Colson is not alone in this feeling. Chloe Bernier, a Loyola junior double-majoring in mass communication and music industry studies, also feels that there is a lack of representation of the arts in SGA, specifically as it pertains to student musicians.

“I went into it wanting to do something for the school of music and media,” Bernier said about her decision to join SGA this past semester.

She said a part of her goal was to expand the music industry studies program into a broader entertainment studies program.

“I feel like I was thrown into it without much support,” Bernier said.

In the past semester she said she has not had the opportunity to present any of the legislation she initially joined SGA to pursue.

Bernier saw the flea market as an opportunity for all arts students, including students involved in both visual arts and music, as last year the flea market offered a venue for music students to perform and gain an audience.

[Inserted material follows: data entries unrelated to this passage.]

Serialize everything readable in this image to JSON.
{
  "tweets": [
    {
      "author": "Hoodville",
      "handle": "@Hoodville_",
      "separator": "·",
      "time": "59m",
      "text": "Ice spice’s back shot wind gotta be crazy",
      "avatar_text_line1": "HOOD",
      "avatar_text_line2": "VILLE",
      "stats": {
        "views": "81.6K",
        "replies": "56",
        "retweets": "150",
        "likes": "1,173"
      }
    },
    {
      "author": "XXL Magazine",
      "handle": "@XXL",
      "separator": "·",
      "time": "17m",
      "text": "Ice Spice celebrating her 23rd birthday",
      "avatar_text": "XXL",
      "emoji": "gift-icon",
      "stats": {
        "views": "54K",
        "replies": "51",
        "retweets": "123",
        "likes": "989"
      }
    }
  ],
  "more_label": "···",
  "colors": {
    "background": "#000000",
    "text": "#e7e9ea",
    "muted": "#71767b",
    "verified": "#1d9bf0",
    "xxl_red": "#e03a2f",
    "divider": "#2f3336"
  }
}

Oblena acknowledged that musicians and artists have less representation in SGA, when compared to other areas of study. She also said that her administration is exploring ways to boost arts involvement in student government, but it can be difficult as often these students, particularly musicians, are very busy and have many competing time commitments.

Colson, along with other organizers, were able to receive funding from the Loyno Costume Shop which allowed them to hold the flea market on Dec. 2, 2022.

Colson described the recent flea market as “a smashing success!”

She added that the event served the entire community, by giving everyone a place to support each other and meaningful social causes.

“I’ll be graduating in the spring and hope that with enough support we can leave the legacy of Loyno Flea Market for future generations,” she said.

Oblena said there is certainly a need for more events which showcase the arts.

“I’ve definitely seen the need for these events on campus, I just think there are different ways to go about it,” she said.

Macie Batson and Patrick Hamilton contributed to this report.